Vanguardism often emerges in the minds of people who know that there is a lot wrong with society and aim at something radically different. But they avoid facing up to the unfortunate fact that at the moment the great majority of workers do not want a fundamental change. Workers grumble and desire palliatives (or these days desire that things don’t get any worse) but they don't seek the end of institutions like the police, the armed forces, nor even the Queen, let alone class ownership, the wages system, money and frontiers - the abolition of which is necessary for socialism.

 It is this refusal to face squarely that the bulk of the working class still accepts capitalism which leads to notions of elitism and insurrectionary violence, to the idea that workers must be manipulated by slogan-shouting demagogues brandishing reformist bait. Discussion, the most potent means of changing attitudes, is treated with contempt. 'Action' for its own sake is lauded to the skies.

 We socialists have never tried to forget the obvious fact that the working class does not yet want socialism, but we are encouraged by the knowledge that we, as members of the working class, have reacted to capitalism by opposing it.

 There is nothing remarkable about us as individuals, so it cannot be a hopeless task to set about changing the ideas of our fellow workers - especially as they learn from their own experience of capitalism.How much closer we would be to socialism today if all those who spend their time advocating 'transitional demands' were on our side!

 Marx's (and the Socialist Party's) conception of the working class as all those who have to sell their labour power, from road sweepers to computer programmers, is inconvenient to members of vanguard groups, who often believe that they themselves are not members of the working class, whilst admitting that it is the working class which must achieve socialism. "The workers" cannot grasp anything so "abstract" as socialism, it is claimed.

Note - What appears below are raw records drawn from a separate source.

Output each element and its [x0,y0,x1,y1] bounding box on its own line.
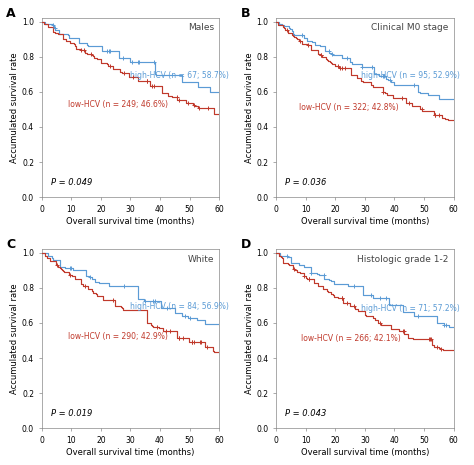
Y-axis label: Accumulated survival rate: Accumulated survival rate [10,52,19,163]
Y-axis label: Accumulated survival rate: Accumulated survival rate [10,283,19,394]
Text: White: White [187,254,214,264]
Text: B: B [241,7,250,20]
Text: low-HCV (n = 290; 42.9%): low-HCV (n = 290; 42.9%) [68,332,168,341]
Text: A: A [6,7,16,20]
Text: Males: Males [188,23,214,33]
Text: high-HCV (n = 67; 58.7%): high-HCV (n = 67; 58.7%) [130,71,229,80]
Text: P = 0.049: P = 0.049 [51,178,92,186]
Text: P = 0.036: P = 0.036 [285,178,327,186]
Text: high-HCV (n = 84; 56.9%): high-HCV (n = 84; 56.9%) [130,302,229,311]
Text: high-HCV (n = 95; 52.9%): high-HCV (n = 95; 52.9%) [361,71,460,80]
Y-axis label: Accumulated survival rate: Accumulated survival rate [245,283,254,394]
Text: D: D [241,239,251,252]
Text: low-HCV (n = 249; 46.6%): low-HCV (n = 249; 46.6%) [68,100,168,108]
Text: high-HCV (n = 71; 57.2%): high-HCV (n = 71; 57.2%) [361,304,460,313]
X-axis label: Overall survival time (months): Overall survival time (months) [66,217,195,226]
Text: P = 0.043: P = 0.043 [285,409,327,418]
Text: P = 0.019: P = 0.019 [51,409,92,418]
Text: Clinical M0 stage: Clinical M0 stage [371,23,448,33]
Text: low-HCV (n = 322; 42.8%): low-HCV (n = 322; 42.8%) [299,103,399,112]
Text: low-HCV (n = 266; 42.1%): low-HCV (n = 266; 42.1%) [301,334,401,343]
Text: C: C [6,239,15,252]
Text: Histologic grade 1-2: Histologic grade 1-2 [357,254,448,264]
X-axis label: Overall survival time (months): Overall survival time (months) [66,448,195,457]
X-axis label: Overall survival time (months): Overall survival time (months) [301,448,429,457]
Y-axis label: Accumulated survival rate: Accumulated survival rate [245,52,254,163]
X-axis label: Overall survival time (months): Overall survival time (months) [301,217,429,226]
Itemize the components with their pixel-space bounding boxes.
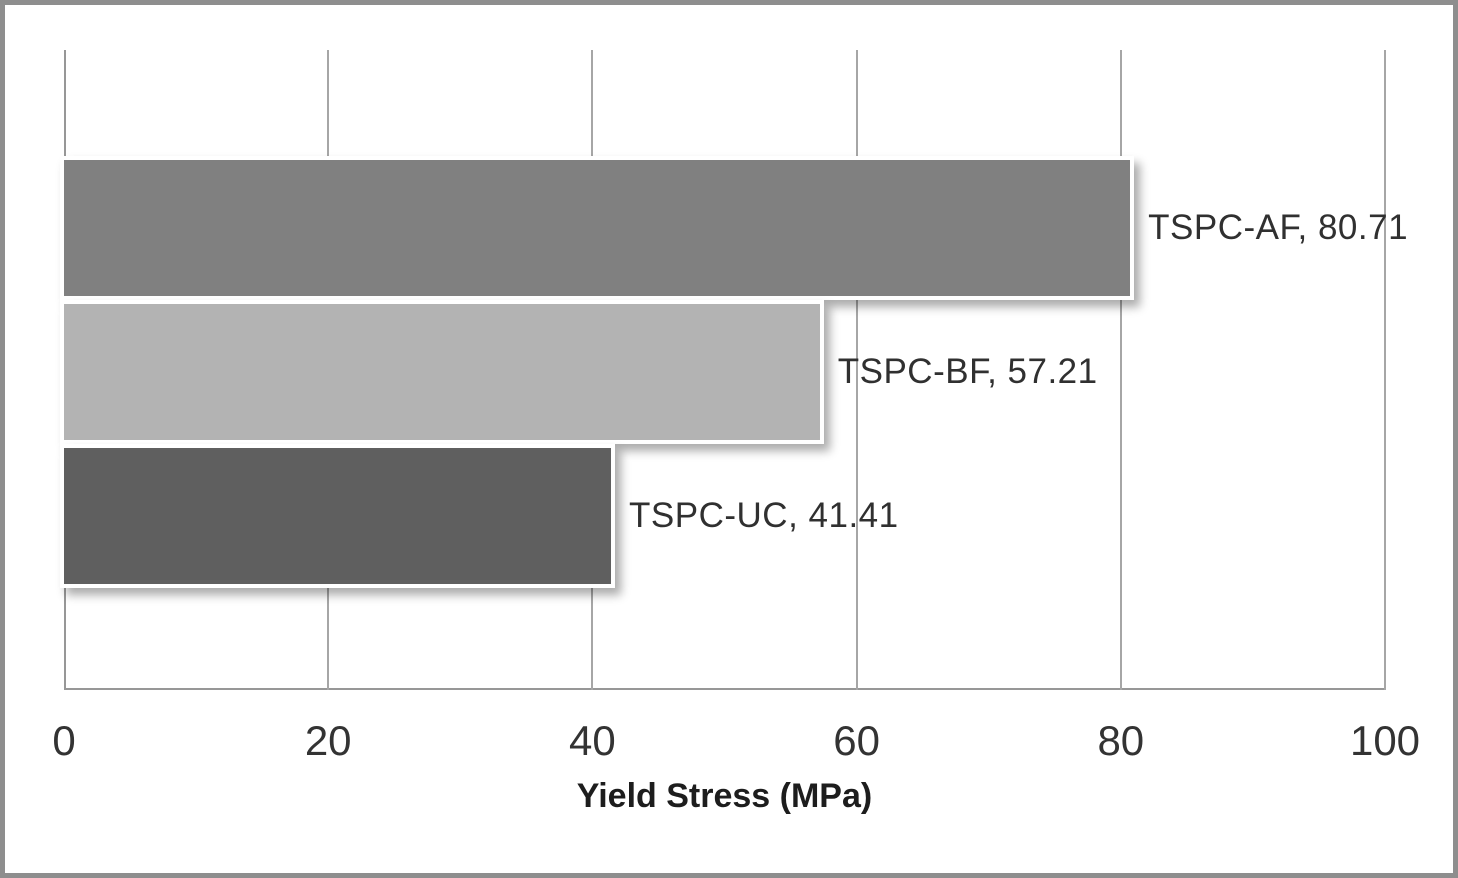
bar-tspc-uc <box>60 444 616 588</box>
gridline-x-100 <box>1384 50 1386 690</box>
x-axis-tick-label-0: 0 <box>52 717 76 764</box>
x-axis-tick-label-20: 20 <box>304 717 352 764</box>
x-axis-tick-label-40: 40 <box>569 717 616 764</box>
gridline-x-80 <box>1119 50 1122 690</box>
x-axis-tick-label-100: 100 <box>1349 717 1421 764</box>
bar-data-label-tspc-uc: TSPC-UC, 41.41 <box>629 496 899 535</box>
bar-data-label-tspc-af: TSPC-AF, 80.71 <box>1148 208 1409 247</box>
x-axis-title: Yield Stress (MPa) <box>576 777 873 815</box>
gridline-x-60 <box>855 50 858 690</box>
x-axis-tick-label-80: 80 <box>1097 717 1145 764</box>
x-axis-tick-label-60: 60 <box>833 717 880 764</box>
bar-data-label-tspc-bf: TSPC-BF, 57.21 <box>837 352 1098 391</box>
bar-tspc-bf <box>60 300 824 444</box>
bar-tspc-af <box>60 156 1135 300</box>
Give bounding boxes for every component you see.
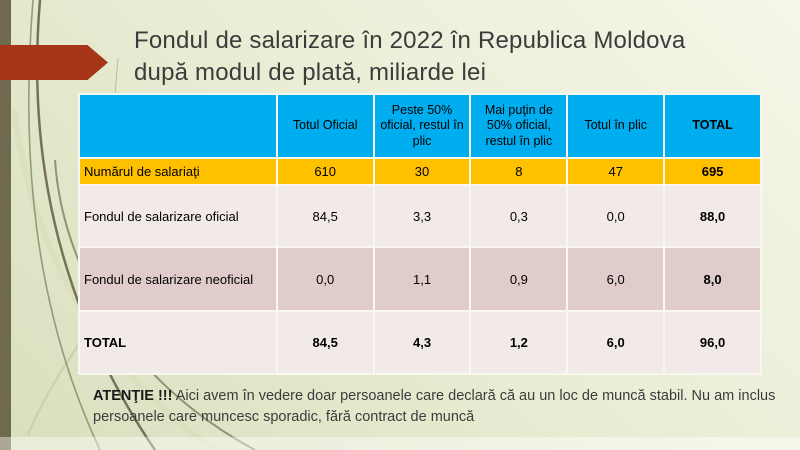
row-label: Numărul de salariaţi <box>78 157 278 186</box>
header-mai-putin-50: Mai puţin de 50% oficial, restul în plic <box>469 93 569 159</box>
attention-note-bold: ATENŢIE !!! <box>93 388 173 404</box>
table-row-numarul-salariati: Numărul de salariaţi 610 30 8 47 695 <box>78 157 762 186</box>
cell-value: 6,0 <box>566 310 666 375</box>
table-header-row: Totul Oficial Peste 50% oficial, restul … <box>78 93 762 159</box>
cell-value: 8 <box>469 157 569 186</box>
row-label: TOTAL <box>78 310 278 375</box>
header-totul-oficial: Totul Oficial <box>275 93 375 159</box>
cell-total-value: 8,0 <box>663 246 762 312</box>
cell-value: 0,9 <box>469 246 569 312</box>
attention-note-text: Aici avem în vedere doar persoanele care… <box>93 388 776 426</box>
header-empty <box>78 93 278 159</box>
cell-value: 47 <box>566 157 666 186</box>
cell-value: 0,3 <box>469 184 569 248</box>
salary-fund-table: Totul Oficial Peste 50% oficial, restul … <box>78 93 762 375</box>
header-peste-50: Peste 50% oficial, restul în plic <box>372 93 472 159</box>
cell-value: 0,0 <box>566 184 666 248</box>
attention-note: ATENŢIE !!! Aici avem în vedere doar per… <box>93 386 793 428</box>
table-row-total: TOTAL 84,5 4,3 1,2 6,0 96,0 <box>78 310 762 375</box>
cell-value: 3,3 <box>372 184 472 248</box>
footer-band <box>0 437 800 450</box>
cell-value: 4,3 <box>372 310 472 375</box>
cell-value: 84,5 <box>275 184 375 248</box>
cell-value: 610 <box>275 157 375 186</box>
cell-value: 1,1 <box>372 246 472 312</box>
header-totul-in-plic: Totul în plic <box>566 93 666 159</box>
row-label: Fondul de salarizare oficial <box>78 184 278 248</box>
row-label: Fondul de salarizare neoficial <box>78 246 278 312</box>
left-edge-stripe <box>0 0 11 450</box>
table-row-fond-oficial: Fondul de salarizare oficial 84,5 3,3 0,… <box>78 184 762 248</box>
cell-value: 1,2 <box>469 310 569 375</box>
cell-total-value: 96,0 <box>663 310 762 375</box>
cell-total-value: 88,0 <box>663 184 762 248</box>
header-total: TOTAL <box>663 93 762 159</box>
cell-value: 84,5 <box>275 310 375 375</box>
cell-value: 6,0 <box>566 246 666 312</box>
cell-total-value: 695 <box>663 157 762 186</box>
title-arrow-icon <box>0 45 108 80</box>
cell-value: 30 <box>372 157 472 186</box>
cell-value: 0,0 <box>275 246 375 312</box>
table-row-fond-neoficial: Fondul de salarizare neoficial 0,0 1,1 0… <box>78 246 762 312</box>
slide-title: Fondul de salarizare în 2022 în Republic… <box>134 27 686 87</box>
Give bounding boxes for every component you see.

 But the exponents of vanguardism do understand it, or so they say.Evidently then, they are not workers: they are the 'intelligentsia' or 'middle class'. They constitute the officer corps. The workers are the instrument, but they wield the instrument. Socialism is a paper hoop through which the working class, performing circus animals, must be coaxed to jump. They are the ringmasters.

 Or, as their hero Trotsky saw it, the masses are the steam, and the leadership is the piston which gives the steam direction. This notion that they are not members of the working class explains why these people sometimes say to socialists: "What are you doing to get in among the working class?" The socialist worker who is only too chronically and daily aware that they are in and of the working class finds such idealism baffling but entirely consistent with the general confusion exhibited by reform-peddling leaders everywhere.